MediaWiki is a powerful democratic publishing platform, making it a rich resource for computations that concern user-generated content. Wikipedia is by far the best known resource powered by this platform. MediaWiki is open source and freely available, it also powers a number of other notable sites. Tens of thousands of wikis are listed as powered by MediaWiki on wikiindex.org. Even Project Gutenberg is based on MediaWiki. Wikia, where I work, hosts over 200,000 wikis concerning a wide variety of subjects and domains -- from gaming, to entertainment, and even to things like genealogy and music lyrics. And let's not forget that even the WikiMedia Foundation has several other projects, all of which run on MediaWiki. In other words, if you develop with MediaWiki in mind, instead of just Wikipedia, you make a lot more content available to your project. For instance, content on Wikia, just like at Wikipedia, is Creative Commons licensed, which means you can use it for a heck of a lot of purposes. To hammer the point home, Wikipedia currently has a little under 28.5 million pages; Wikia has over 120 million pages across all of its wikis.

Imagine developing your text scraping application towards a single newsgroup, just to find out that you could have used all of Usenet! That's exactly what tends to happen in the wiki space. Numerous projects use Wikipedia as a textual source, and code specifically towards Wikipedia for that end. You can see it in class and variable naming, as well as hard-coding Wikipedia URLs in classes that really could consume any MediaWiki-based site's data.
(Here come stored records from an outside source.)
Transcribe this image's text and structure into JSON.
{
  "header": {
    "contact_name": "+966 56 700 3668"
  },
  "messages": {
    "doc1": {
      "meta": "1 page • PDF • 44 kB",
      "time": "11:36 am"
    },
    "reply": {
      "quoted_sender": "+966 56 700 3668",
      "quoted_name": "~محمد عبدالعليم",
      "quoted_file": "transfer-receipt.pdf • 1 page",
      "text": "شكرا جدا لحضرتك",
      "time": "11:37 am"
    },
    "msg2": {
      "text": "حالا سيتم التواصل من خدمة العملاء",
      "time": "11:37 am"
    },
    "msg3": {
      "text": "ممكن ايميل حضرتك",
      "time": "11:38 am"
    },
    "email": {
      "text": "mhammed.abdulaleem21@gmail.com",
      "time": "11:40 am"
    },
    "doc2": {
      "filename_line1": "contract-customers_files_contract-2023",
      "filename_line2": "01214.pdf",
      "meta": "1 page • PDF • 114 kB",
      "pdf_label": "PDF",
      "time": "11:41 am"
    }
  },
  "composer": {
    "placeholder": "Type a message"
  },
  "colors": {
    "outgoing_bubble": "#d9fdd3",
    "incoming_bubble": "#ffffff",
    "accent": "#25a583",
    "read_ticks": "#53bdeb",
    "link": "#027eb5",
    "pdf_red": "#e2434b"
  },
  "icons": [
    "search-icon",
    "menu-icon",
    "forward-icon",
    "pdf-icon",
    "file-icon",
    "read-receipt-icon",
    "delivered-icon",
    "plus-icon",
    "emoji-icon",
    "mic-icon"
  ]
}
Fortunately, if you're working with Wikipedia's API, you're well on your way to developing towards the MediaWiki platform, with a handful of minor tweaks. In many cases, it should just be a matter of updating the API endpoint you're accessing. Here are a few additional tips for engineering your solution in a manner that takes advantage of the wide range of content available from resources powered by MediaWiki.

Use the API, Seriously

Try to avoid screen-scraping any MediaWiki-based platform. Both yourself and the host you're requesting from will save a significant amount of bandwidth and CPU by requesting only the data that you're interested in. Some sites will load complex skins, ads, and other additional markup, when all you may be looking for is a list of the pages the page you're loading is linking to. There's a specific API method for that.

Another instance of this problem of over-engineering and squandering server and network resources is crawling a MediaWiki-based site. Many such solutions are hand-rolled, and prone to accidentally DDoSing their API endpoint. Odds are, you can get all of the data you need just based off of the API. And you'll get it a lot faster. Before architecting a solution to the problem of getting data from a MediaWiki-based site, take a look at the MediaWiki API documentation, and try to find a way to utilize it effectively and with the least number of requests. This helps make your solution scalable and keep your data source available.

Support Minimum and Maximum Versions

Not all MediaWiki-based applications are alike. Project Gutenberg is still on 1.13. Wikia is currently running on 1.19.2. Version 1.20 is in beta, with 1.21 following close on its heels. In fact, Wikipedia is currently powered by the WikiMedia Foundation's latest bi-weekly release for 1.21. API functionalities do change over time, so it's worth working off of the appropriate version's documentation.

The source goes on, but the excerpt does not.